An SEO professional was curious about location based SEO, and how Google Search performs searches.
They have a client that operates in only a handful of states. Right now, when you go to their home page, the state that they are headquartered in, it’s mentioned loud and clear.
Basically, you know they are in that particular state.
However, the client now thinks that perhaps visitors from other states will feel left out when they come to the home page.
To rectify this, their conversion team had an idea to create localized landing pages.
However, they want to automatically redirect the user from that home page to the specific state page using dynamic Geo IP redirection.
The state pages are the same homepage, just with that specific state, to better show their ideas. The SEO pro was curious about the SEO implications of following this kind of process.
John explained that there are several things to keep in mind here. On one hand, for Google search, they will generally crawl from their servers that are mapped back to California.
What that would mean is that the content they can look at would be content that’s more specific to California.
They would not have access to any content from the other states.
Depending on the kind of content you have for other states, it might be okay. But, it could also be problematic.
He also believes that Geo IP redirects, or dynamically swapping out the localized content, is something that throws people off in terms of how it will look like where it is from.
If you index the individual state landing pages, then the state landing page that someone from California would go to would also be noindexed, which would mean that your homepage will drop out of the search results.
This would be a bad thing.
John’s general recommendation for these types of situations is: instead of redirecting automatically to a specific location, you want to make it so the user can find that content easier.
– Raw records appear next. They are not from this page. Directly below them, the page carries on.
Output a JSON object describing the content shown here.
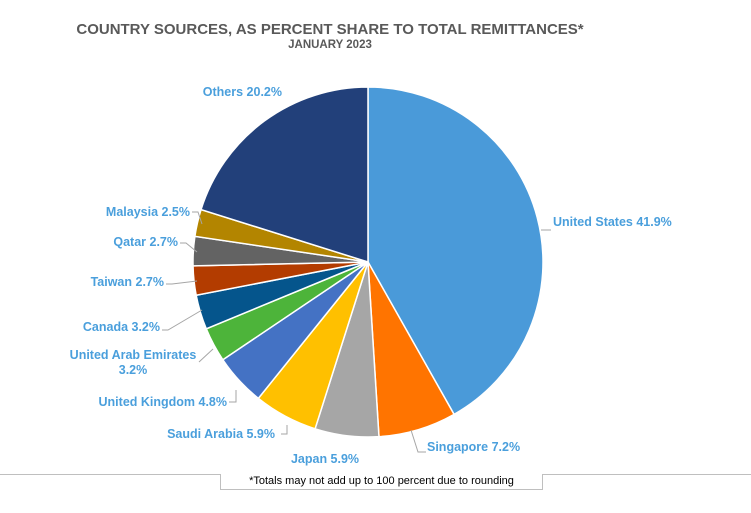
{
  "chart_data": {
    "type": "pie",
    "title": "COUNTRY SOURCES, AS PERCENT SHARE TO TOTAL REMITTANCES*",
    "subtitle": "JANUARY 2023",
    "slices": [
      {
        "name": "United States",
        "value": 41.9,
        "label": "United States 41.9%",
        "color": "#4a9ad9"
      },
      {
        "name": "Singapore",
        "value": 7.2,
        "label": "Singapore 7.2%",
        "color": "#ff7400"
      },
      {
        "name": "Japan",
        "value": 5.9,
        "label": "Japan 5.9%",
        "color": "#a6a6a6"
      },
      {
        "name": "Saudi Arabia",
        "value": 5.9,
        "label": "Saudi Arabia 5.9%",
        "color": "#ffc000"
      },
      {
        "name": "United Kingdom",
        "value": 4.8,
        "label": "United Kingdom 4.8%",
        "color": "#4472c4"
      },
      {
        "name": "United Arab Emirates",
        "value": 3.2,
        "label_lines": [
          "United Arab Emirates",
          "3.2%"
        ],
        "color": "#4db43a"
      },
      {
        "name": "Canada",
        "value": 3.2,
        "label": "Canada 3.2%",
        "color": "#05558c"
      },
      {
        "name": "Taiwan",
        "value": 2.7,
        "label": "Taiwan 2.7%",
        "color": "#b33c00"
      },
      {
        "name": "Qatar",
        "value": 2.7,
        "label": "Qatar 2.7%",
        "color": "#636363"
      },
      {
        "name": "Malaysia",
        "value": 2.5,
        "label": "Malaysia 2.5%",
        "color": "#b38500"
      },
      {
        "name": "Others",
        "value": 20.2,
        "label": "Others 20.2%",
        "color": "#22407a"
      }
    ],
    "footnote": "*Totals may not add up to 100 percent due to rounding"
  }
}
Something like a dynamic banner on a page when the user goes to the homepage is a great way to implement this, he says.
When the user goes to the homepage, there could be a dynamic banner on top that recognizes the state you’re visiting from, for example Texas. And the company may have an office in Texas.
There’s then information to click on the link to find out more, etc.
This way, the user has the ability to go to these individual pages.
That way, instead of having separate state landing pages, you would have your general home page, and then the state-specific information dynamically swapped out.
This happens at approximately the 14:17 mark in the video.
John Mueller Hangout Transcript
SEO Professional 4 14:17
Hi, can you hear me? Yes. Great. So I’m in SEO, and I was given this question, and I want to provide the best possible answer. I’ve got a client that operates in only a handful of states.
And right now when you go to the homepage, the the state that they’re headquartered in is, is loud and clear, you know that they’re in that state, but then they feel like it’s leaving the other states out when they come to the page.
So the conversion team has an idea to create state landing pages. But they want to automatically redirect the user when they come to the home page to that state page. So a dynamic Geo IP redirection.
And then since those state pages are essentially the same homepage, just with that state showcased better, their idea is to no index these state pages. And I now have a tight ball in my stomach about this whole idea, and they want to know the SEO implications of doing so.
Okay. So I think there are a few things to kind of keep in mind there. On the one hand, Google for search, we generally just crawl from one location. And probably for most systems, that would map back to California. And essentially, what that would mean is that the content that we can look at would be the content for California.
And we would not have access to the content for the other states, which, depending on what kind of content you have there for the other states, we like, that might be okay, but it might be problematic. So that’s kind of the first thing to keep in mind is like, probably, it will look like when you search for your company, it’ll look like oh, this is purely in California, or maybe even in San Francisco, I don’t know how the IP addresses would map there.
So I think that’s something that often throws people off, especially with Geo IP redirects, or dynamically swapping the content. The other thing is, if you noindex the individual’s state landing pages, then, of course, the state landing page that someone from California would go to would also be noindexed, which would basically mean that your homepage would drop out of the search results. So that would be a pretty bad thing.
My general recommendation for these kinds of situations is, instead of redirecting automatically to a specific location, to make it so that the user can find that content much easier. So something like a dynamic banner on a page, when the user goes to the homepage, there’s like a banner on top, it says, oh, it looks like you’re in Texas. And we have an office in Texas. And here’s the information and click this link to find out more.
And that way, the user has the ability to go to these individual pages. And ideally, those individual pages would also be indexable. Because that way, if someone looks for your company name plus the state name, they would be able to find that landing page, which would be essentially ideal. The other approach that you could take is to swap out some of the content dynamically on the homepage.
So instead of having separate state landing pages, you have kind of your general homepage, and you have that state specific information dynamically swapped out. The important part here is to make sure that overall, that homepage still has enough generic content, so that it doesn’t come across as like everything is for California, but rather, like this is lots of information about your business.
And since it looks like you’re in California, here’s specific information for California, or whatever state that you’re in. So those are generally the two directions that we recommend there. With regards to the individual state landing pages, for a handful of versions, we wouldn’t really see that as being problematic. If you had landing pages for every city in every state, then that would start looking a little bit iffy for our web spam algorithms. But like if you’re talking about a handful of states, or like I don’t know, maybe even all states, it’s something where you have 50 different versions of the homepage with your local address with phone numbers, opening hours, kind of that additional local information on them. From our point of view, that’s generally fine.